Si fa presente che per effetto della temperatura “mite” la neve caduta è molto pesante ed ha provocato la rottura di grossi rami che stanno ostruendo alcune strade provinciali rendendo difficile l’operazione di sgombro neve.

E’ da rilevare che gran parte delle strade sono state liberate grazie all’impegno encomiabile del personale della Provincia, dei Capi Settore e dei Cantonieri in collaborazione con i Vigili del Fuoco.

Sono stati effettuati vari interventi lungo la S.P. n. 52 Avellana dove la neve raggiungeva 80 cm. di altezza e le alberature avevano invaso la sede viaria; lungo la S.P. n. 257 Apecchiese dove tratti ghiacciati si alternano a profonde buche sul piano viabile.

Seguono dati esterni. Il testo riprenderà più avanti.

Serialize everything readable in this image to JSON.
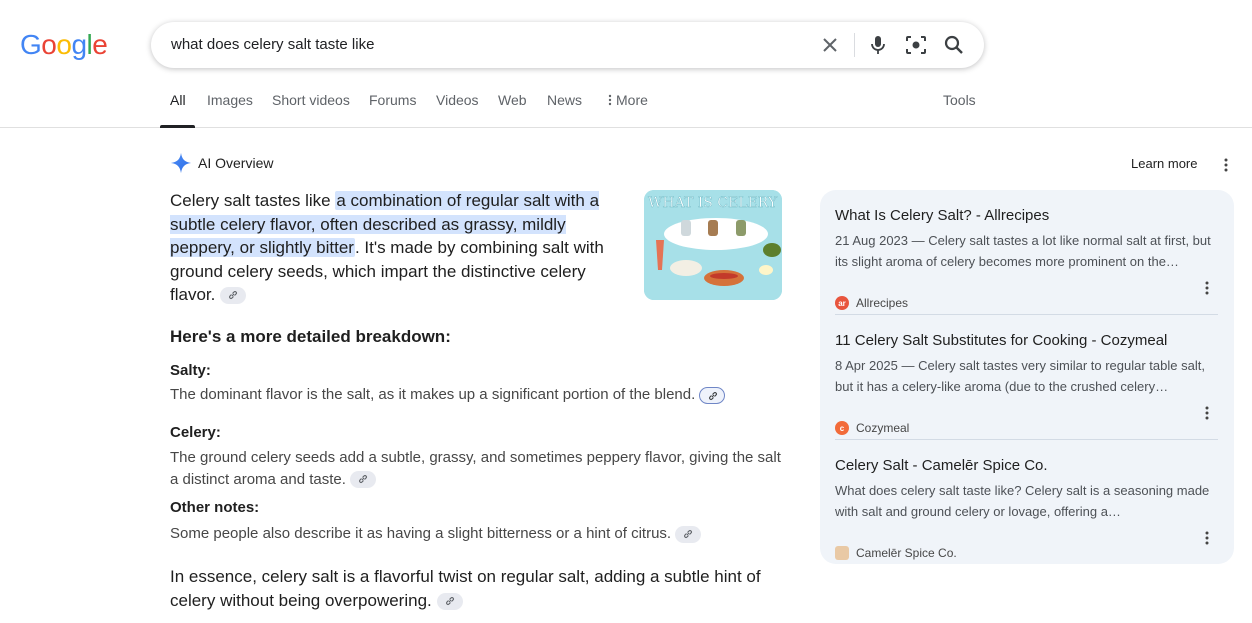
{
  "logo": "Google",
  "search": {
    "query": "what does celery salt taste like"
  },
  "tabs": [
    {
      "label": "All",
      "active": true
    },
    {
      "label": "Images"
    },
    {
      "label": "Short videos"
    },
    {
      "label": "Forums"
    },
    {
      "label": "Videos"
    },
    {
      "label": "Web"
    },
    {
      "label": "News"
    },
    {
      "label": "More"
    }
  ],
  "tools_label": "Tools",
  "ai_overview": {
    "title": "AI Overview",
    "learn_more": "Learn more",
    "intro_before": "Celery salt tastes like ",
    "intro_highlight": "a combination of regular salt with a subtle celery flavor, often described as grassy, mildly peppery, or slightly bitter",
    "intro_after": ". It's made by combining salt with ground celery seeds, which impart the distinctive celery flavor.",
    "breakdown_heading": "Here's a more detailed breakdown:",
    "sections": [
      {
        "heading": "Salty:",
        "text": "The dominant flavor is the salt, as it makes up a significant portion of the blend."
      },
      {
        "heading": "Celery:",
        "text": "The ground celery seeds add a subtle, grassy, and sometimes peppery flavor, giving the salt a distinct aroma and taste."
      },
      {
        "heading": "Other notes:",
        "text": "Some people also describe it as having a slight bitterness or a hint of citrus."
      }
    ],
    "essence": "In essence, celery salt is a flavorful twist on regular salt, adding a subtle hint of celery without being overpowering.",
    "image_text": "WHAT IS CELERY SALT"
  },
  "sources": [
    {
      "title": "What Is Celery Salt? - Allrecipes",
      "snippet": "21 Aug 2023 — Celery salt tastes a lot like normal salt at first, but its slight aroma of celery becomes more prominent on the…",
      "site": "Allrecipes",
      "favicon_color": "#e8553e"
    },
    {
      "title": "11 Celery Salt Substitutes for Cooking - Cozymeal",
      "snippet": "8 Apr 2025 — Celery salt tastes very similar to regular table salt, but it has a celery-like aroma (due to the crushed celery…",
      "site": "Cozymeal",
      "favicon_color": "#f26b3a"
    },
    {
      "title": "Celery Salt - Camelēr Spice Co.",
      "snippet": "What does celery salt taste like? Celery salt is a seasoning made with salt and ground celery or lovage, offering a…",
      "site": "Camelēr Spice Co.",
      "favicon_color": "#e9c9a5"
    }
  ]
}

Rimangono critiche le condizioni di transitabilità sulla S.P. n. 15 Monte Nerone e sulla S.P. n. 54 Monte Petrano per la presenza di alcuni metri di neve.

Si segnalano, inoltre, frane lungo la S.P. n. 80 Carrara, sulla S.P. n. 136 Ca’ Adelia e sulle SS.PP. n. 51 Cesane e n. 139 Capoville-Fontecorniale.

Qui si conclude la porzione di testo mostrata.